Allen Ruppersberg, Singing Posters Installation. Picture courtesy DCA
Inspired by a 1959 recording of Beat poet Ginsberg’s epic poem Howl, Ruppersberg transcribed the words phonetically on to some 200 bright posters and interspersed them with adverts. The effect is such that, to read the words, you must sound them out - otherwise they are difficult to decipher.
This is Ruppersberg’s homage to Ginsberg, bringing his words to life once more - but once again, the work reflects his own life.
“When you live in Los Angeles, you see these posters on the street all the time - they’re very popular. People will recognise them from everyday life. Because you’re in the car a lot of the time, they go on telephone posts and they have to be striking. It’s very common.”
Another work honouring artists influential to Ruppersberg is on the floor of the first room - Letter to a Friend (1997). Originally commissioned for a show at Frankfurt’s Portikus Gallery, it fits surprisingly well into the DCA space.
“It was a public space, rather like the DCA,” Ruppersberg explains. “It was made in 1997, that’s why all the dates end in 1997 - it’s the year all of the artists died.”

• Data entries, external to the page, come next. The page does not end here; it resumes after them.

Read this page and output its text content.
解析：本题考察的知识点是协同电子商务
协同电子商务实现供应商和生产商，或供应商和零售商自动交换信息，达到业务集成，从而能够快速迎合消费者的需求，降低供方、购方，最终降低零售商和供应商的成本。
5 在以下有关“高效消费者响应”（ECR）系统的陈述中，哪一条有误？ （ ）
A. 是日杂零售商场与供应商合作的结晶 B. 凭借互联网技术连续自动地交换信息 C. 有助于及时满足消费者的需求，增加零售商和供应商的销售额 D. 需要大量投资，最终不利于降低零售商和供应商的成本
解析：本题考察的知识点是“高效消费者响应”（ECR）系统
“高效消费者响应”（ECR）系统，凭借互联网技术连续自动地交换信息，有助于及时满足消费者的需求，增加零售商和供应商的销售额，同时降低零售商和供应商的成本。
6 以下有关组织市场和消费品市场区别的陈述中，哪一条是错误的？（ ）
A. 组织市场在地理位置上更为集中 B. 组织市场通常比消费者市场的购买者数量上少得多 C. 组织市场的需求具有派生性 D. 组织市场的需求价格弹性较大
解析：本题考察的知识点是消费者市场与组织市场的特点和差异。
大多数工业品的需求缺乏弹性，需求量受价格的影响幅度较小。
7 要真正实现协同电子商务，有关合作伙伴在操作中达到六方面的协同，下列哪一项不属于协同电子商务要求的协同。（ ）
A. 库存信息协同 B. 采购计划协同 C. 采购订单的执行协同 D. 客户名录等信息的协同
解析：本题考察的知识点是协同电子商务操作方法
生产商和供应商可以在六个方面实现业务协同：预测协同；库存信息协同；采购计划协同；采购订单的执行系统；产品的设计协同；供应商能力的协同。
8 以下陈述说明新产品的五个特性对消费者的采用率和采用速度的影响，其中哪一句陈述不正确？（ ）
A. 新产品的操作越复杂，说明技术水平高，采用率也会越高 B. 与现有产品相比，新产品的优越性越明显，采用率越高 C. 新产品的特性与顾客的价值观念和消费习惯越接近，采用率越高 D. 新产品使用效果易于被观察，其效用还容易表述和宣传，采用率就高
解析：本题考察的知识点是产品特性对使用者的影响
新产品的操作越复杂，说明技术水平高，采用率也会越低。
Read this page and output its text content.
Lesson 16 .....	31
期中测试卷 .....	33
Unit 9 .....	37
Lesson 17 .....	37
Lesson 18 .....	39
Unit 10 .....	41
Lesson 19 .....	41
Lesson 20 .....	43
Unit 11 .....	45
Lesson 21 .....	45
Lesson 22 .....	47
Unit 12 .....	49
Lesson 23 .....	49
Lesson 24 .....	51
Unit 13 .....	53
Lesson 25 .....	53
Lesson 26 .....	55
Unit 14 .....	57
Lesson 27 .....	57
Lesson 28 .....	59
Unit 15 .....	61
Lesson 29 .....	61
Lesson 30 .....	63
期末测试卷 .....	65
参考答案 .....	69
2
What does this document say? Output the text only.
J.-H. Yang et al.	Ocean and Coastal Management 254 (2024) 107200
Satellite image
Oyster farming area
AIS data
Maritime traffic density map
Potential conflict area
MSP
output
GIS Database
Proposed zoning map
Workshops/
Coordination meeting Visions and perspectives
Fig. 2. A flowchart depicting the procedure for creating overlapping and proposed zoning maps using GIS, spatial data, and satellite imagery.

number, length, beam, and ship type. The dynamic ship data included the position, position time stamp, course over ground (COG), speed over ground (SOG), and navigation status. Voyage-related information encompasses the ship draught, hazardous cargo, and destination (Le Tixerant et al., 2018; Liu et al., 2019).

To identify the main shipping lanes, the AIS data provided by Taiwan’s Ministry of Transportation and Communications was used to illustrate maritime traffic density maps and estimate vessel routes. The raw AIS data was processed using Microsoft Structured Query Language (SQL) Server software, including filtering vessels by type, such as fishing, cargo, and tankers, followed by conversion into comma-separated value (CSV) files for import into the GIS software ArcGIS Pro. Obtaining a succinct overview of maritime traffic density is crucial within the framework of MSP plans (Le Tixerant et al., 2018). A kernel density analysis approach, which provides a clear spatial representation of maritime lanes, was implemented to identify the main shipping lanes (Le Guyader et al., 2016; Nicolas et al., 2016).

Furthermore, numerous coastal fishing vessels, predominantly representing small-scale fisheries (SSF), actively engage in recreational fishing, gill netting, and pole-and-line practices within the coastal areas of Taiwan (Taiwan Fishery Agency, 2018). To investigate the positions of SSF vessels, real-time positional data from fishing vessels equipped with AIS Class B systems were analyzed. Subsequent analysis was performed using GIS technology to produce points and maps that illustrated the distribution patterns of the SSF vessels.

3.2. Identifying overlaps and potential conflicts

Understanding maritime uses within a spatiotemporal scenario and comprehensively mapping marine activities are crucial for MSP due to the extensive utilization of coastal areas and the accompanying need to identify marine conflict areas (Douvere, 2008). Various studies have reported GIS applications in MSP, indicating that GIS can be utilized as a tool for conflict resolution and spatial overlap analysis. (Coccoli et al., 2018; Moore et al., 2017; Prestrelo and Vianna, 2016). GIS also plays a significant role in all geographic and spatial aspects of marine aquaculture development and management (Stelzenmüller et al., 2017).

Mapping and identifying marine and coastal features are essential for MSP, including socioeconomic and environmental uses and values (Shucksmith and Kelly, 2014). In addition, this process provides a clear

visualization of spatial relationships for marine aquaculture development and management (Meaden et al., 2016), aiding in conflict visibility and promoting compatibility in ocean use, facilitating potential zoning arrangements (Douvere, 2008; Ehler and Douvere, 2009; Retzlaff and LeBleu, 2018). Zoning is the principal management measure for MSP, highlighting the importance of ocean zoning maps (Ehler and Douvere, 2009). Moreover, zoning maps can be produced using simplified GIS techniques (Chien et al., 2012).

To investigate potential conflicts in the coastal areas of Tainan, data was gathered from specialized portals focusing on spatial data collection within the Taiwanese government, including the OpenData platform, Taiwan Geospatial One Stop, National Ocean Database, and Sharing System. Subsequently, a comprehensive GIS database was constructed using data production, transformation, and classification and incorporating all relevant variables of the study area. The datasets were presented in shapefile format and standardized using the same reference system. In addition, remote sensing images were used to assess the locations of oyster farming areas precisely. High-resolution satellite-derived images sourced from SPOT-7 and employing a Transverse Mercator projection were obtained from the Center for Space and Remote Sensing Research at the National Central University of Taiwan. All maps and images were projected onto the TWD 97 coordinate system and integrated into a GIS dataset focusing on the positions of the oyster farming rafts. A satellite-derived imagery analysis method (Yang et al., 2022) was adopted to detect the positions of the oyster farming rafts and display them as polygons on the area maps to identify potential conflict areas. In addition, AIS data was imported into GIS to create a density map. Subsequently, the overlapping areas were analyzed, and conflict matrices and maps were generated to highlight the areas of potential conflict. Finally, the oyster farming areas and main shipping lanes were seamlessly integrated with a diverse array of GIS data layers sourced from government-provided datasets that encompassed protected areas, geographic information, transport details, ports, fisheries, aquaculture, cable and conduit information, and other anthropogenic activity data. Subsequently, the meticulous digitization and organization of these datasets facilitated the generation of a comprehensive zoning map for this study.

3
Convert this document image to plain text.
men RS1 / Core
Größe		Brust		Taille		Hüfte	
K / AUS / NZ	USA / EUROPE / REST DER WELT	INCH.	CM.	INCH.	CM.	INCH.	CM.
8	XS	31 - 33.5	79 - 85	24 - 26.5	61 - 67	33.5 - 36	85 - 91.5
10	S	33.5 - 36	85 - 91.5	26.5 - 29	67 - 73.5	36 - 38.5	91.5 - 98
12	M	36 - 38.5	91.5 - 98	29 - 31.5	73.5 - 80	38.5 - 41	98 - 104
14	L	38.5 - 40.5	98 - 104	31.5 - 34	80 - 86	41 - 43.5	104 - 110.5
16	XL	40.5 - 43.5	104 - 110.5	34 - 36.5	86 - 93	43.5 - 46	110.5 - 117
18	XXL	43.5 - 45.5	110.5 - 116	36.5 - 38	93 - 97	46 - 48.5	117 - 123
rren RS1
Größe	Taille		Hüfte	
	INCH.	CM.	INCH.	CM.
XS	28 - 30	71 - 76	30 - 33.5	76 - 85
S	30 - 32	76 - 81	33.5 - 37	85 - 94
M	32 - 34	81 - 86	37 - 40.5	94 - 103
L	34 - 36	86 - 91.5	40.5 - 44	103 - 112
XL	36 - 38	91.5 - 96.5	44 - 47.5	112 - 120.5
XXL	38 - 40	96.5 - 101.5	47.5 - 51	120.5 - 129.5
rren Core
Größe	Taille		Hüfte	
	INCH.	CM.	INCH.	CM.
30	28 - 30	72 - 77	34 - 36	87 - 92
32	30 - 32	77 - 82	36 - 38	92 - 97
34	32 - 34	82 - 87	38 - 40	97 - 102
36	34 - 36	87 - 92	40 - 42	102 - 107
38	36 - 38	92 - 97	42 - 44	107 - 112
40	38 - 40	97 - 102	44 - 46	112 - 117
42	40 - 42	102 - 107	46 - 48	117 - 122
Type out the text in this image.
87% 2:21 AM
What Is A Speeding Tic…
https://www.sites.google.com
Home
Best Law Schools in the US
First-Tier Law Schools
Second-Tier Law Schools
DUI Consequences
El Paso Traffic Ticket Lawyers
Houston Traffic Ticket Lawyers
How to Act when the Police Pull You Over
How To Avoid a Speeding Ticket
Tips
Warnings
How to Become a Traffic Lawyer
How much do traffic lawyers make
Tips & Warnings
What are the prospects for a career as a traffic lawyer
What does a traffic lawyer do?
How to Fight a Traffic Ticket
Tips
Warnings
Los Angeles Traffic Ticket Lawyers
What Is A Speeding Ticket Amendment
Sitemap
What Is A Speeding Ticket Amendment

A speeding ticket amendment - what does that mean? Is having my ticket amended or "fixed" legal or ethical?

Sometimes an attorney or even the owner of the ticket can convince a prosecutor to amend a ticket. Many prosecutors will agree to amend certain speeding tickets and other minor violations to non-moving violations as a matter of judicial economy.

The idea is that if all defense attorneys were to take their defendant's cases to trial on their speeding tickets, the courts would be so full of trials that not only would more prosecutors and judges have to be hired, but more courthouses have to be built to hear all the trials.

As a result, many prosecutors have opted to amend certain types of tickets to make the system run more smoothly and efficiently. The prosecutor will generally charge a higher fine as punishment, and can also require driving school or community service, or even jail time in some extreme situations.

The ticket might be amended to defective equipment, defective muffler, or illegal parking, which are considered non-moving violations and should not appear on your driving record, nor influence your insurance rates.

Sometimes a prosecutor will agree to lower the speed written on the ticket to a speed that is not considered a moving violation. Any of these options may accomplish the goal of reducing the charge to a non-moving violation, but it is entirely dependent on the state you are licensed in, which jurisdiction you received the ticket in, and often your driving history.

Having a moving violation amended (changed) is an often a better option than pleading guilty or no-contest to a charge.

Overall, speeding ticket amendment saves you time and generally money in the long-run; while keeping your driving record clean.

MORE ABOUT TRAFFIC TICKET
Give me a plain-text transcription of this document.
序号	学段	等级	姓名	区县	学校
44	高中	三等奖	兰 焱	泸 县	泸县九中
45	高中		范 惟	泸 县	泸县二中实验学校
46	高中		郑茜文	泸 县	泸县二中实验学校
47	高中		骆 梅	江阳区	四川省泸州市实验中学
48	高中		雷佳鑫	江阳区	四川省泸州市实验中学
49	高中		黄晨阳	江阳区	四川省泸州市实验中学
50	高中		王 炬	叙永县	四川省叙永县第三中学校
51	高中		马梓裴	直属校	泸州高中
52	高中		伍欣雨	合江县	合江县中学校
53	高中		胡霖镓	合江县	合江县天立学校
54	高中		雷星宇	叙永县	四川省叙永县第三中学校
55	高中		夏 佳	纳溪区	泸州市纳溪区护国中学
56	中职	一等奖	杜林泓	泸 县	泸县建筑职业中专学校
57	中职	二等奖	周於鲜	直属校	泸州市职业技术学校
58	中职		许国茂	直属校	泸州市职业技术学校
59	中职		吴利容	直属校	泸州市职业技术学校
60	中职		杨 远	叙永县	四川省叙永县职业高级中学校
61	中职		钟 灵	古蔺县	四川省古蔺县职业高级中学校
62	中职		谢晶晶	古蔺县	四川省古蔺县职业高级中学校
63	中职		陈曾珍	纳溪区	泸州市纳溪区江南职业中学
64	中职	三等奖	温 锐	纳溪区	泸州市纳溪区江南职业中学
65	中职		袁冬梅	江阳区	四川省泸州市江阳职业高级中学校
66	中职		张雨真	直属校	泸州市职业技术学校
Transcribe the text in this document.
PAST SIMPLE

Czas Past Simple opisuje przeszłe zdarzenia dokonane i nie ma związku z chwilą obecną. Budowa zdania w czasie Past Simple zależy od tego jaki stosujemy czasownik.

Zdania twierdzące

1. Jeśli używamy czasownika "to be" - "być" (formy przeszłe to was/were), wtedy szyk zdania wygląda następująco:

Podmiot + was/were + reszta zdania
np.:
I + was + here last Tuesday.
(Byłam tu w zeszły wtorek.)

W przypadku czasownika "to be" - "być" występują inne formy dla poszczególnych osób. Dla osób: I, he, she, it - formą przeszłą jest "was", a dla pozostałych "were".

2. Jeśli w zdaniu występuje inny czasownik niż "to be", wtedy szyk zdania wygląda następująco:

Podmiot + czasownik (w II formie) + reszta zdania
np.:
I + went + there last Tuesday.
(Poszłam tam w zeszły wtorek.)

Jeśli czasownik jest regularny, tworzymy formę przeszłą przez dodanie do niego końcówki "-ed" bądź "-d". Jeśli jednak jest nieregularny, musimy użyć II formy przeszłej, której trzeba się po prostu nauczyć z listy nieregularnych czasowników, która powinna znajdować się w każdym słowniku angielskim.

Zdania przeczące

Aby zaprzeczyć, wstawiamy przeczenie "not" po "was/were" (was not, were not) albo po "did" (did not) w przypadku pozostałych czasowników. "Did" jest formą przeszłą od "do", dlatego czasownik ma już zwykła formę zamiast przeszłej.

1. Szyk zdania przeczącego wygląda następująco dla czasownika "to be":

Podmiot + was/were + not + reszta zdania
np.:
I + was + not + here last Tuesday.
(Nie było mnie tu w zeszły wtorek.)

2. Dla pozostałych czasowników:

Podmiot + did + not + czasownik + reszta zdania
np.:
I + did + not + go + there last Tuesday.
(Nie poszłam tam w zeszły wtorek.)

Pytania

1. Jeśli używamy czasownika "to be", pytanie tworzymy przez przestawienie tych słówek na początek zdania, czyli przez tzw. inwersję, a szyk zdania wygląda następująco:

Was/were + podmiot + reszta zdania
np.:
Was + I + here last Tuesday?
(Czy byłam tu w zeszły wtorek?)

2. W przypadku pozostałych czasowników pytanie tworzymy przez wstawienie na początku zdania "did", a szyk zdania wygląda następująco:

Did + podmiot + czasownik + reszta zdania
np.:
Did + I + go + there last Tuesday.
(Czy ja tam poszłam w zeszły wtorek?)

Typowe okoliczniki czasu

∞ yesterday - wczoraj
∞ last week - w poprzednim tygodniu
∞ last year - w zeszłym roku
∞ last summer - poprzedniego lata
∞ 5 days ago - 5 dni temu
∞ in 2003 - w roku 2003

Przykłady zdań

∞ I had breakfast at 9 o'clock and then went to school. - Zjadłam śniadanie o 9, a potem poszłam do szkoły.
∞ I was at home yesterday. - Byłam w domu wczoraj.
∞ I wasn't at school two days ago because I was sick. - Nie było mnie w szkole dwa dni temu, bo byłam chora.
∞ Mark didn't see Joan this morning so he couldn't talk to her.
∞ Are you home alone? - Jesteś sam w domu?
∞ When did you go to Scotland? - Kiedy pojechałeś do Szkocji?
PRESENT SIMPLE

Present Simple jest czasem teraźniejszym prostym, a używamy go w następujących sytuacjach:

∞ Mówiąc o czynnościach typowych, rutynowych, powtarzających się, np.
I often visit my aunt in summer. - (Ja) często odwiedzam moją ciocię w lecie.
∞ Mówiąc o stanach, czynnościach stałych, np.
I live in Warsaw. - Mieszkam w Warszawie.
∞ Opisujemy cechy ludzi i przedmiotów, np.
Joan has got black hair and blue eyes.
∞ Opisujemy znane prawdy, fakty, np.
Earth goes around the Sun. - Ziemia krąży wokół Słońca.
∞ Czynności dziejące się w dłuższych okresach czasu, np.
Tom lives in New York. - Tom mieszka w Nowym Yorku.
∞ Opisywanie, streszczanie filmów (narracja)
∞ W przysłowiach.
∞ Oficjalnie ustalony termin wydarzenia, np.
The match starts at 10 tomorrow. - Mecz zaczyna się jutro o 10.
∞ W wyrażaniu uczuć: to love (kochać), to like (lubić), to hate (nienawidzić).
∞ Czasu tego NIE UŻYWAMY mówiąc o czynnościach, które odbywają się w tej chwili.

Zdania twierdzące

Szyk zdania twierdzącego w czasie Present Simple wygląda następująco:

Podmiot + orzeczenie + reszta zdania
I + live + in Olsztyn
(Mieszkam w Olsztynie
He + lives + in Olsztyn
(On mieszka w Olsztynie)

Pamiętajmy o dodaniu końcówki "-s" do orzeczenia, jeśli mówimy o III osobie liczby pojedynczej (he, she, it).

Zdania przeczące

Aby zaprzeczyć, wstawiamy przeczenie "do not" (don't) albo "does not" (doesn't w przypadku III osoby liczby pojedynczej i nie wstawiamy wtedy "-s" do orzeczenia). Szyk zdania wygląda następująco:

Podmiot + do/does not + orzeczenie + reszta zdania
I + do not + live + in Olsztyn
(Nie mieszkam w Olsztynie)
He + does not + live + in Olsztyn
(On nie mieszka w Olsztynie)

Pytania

Allen Ruppersberg, Singing Posters Installation. Picture courtesy DCA
The black and white tiled floor pays homage to writers and artists that Ruppersberg either knew or was influenced by. “I had met Martin Kippenberger, Allen Ginsberg and Douglas Huebler,” he tells me. “I never met Robert Mitchum, or De Kooning - but they were all big influences.”
In the second gallery, there is a secluded corridor where visitors can find 20 canvases covered in scrawled handwriting. Ruppersberg copied Oscar Wilde’s famous novel, The Picture of Dorian Gray, word for word on to these canvases back in 1974 using a pen.
Wilde’s novel is about a painting – so this is effectively a painting about a book about a painting. But now, like Ginsberg’s Howl, the work also has a personal touch.
“I think you should read everything,” explains Ruppersberg. “You should read posters, you should read books and you should read movie posters - everything.”
Ruppersberg also hopes that, instead of being intimidated by authors or films visitors have never heard of, they might go out and do some research of their own.
“Everybody can go out and buy Oscar Wilde’s book, The Picture of Dorian Gray - it’s a really good book,” he laughs. “And if they don’t know it, then they can see this here, wonder what it is, and go and buy it - and then they’ll understand it.”

Allen Ruppersberg, Kunstkammer (detail). Picture courtesy DCA
He gives us a glimpse of some of his own collection in works like The New Five Foot Shelf (2001), consisting of large photographs of all the stuff he keeps in his studio. This particular work also exists as a website and archive www.diaart.org/ruppersberg
“That’s my studio,” he explains. “But the house is kind of the same - but not so much. A little bit less.”
“Storing stuff like that in boxes is no use - you have to have a place for them. Sometimes I don’t look at those things for 20 years but then, one day, I might want to look at them again - you never know.”
It seems fair to describe Ruppersberg’s practice as a vehicle for bringing together life and art by documenting and collecting things.
A prime example of this is the quirky piece Where’s Al? (1972). It’s a collection of Polaroid photographs and index cards. On these cards are various conversations people had when they were wondering why Ruppersberg hadn’t turned up to whatever event they were at.

Allen Ruppersberg, Kunstkammer (detail). Picture courtesy DCA
Even though he is absent from the work, we can still form an idea of what kind of person he is from the things people said about him.
“It’s just normal talking,” he says. “It’s what people always used to say - I just wrote it down.”
Ruppersberg seems to truly believe that we could all be artists if we’d just look at life that little bit closer. How anyone couldn’t be inspired might puzzle Ruppersberg, because his inspiration is life itself.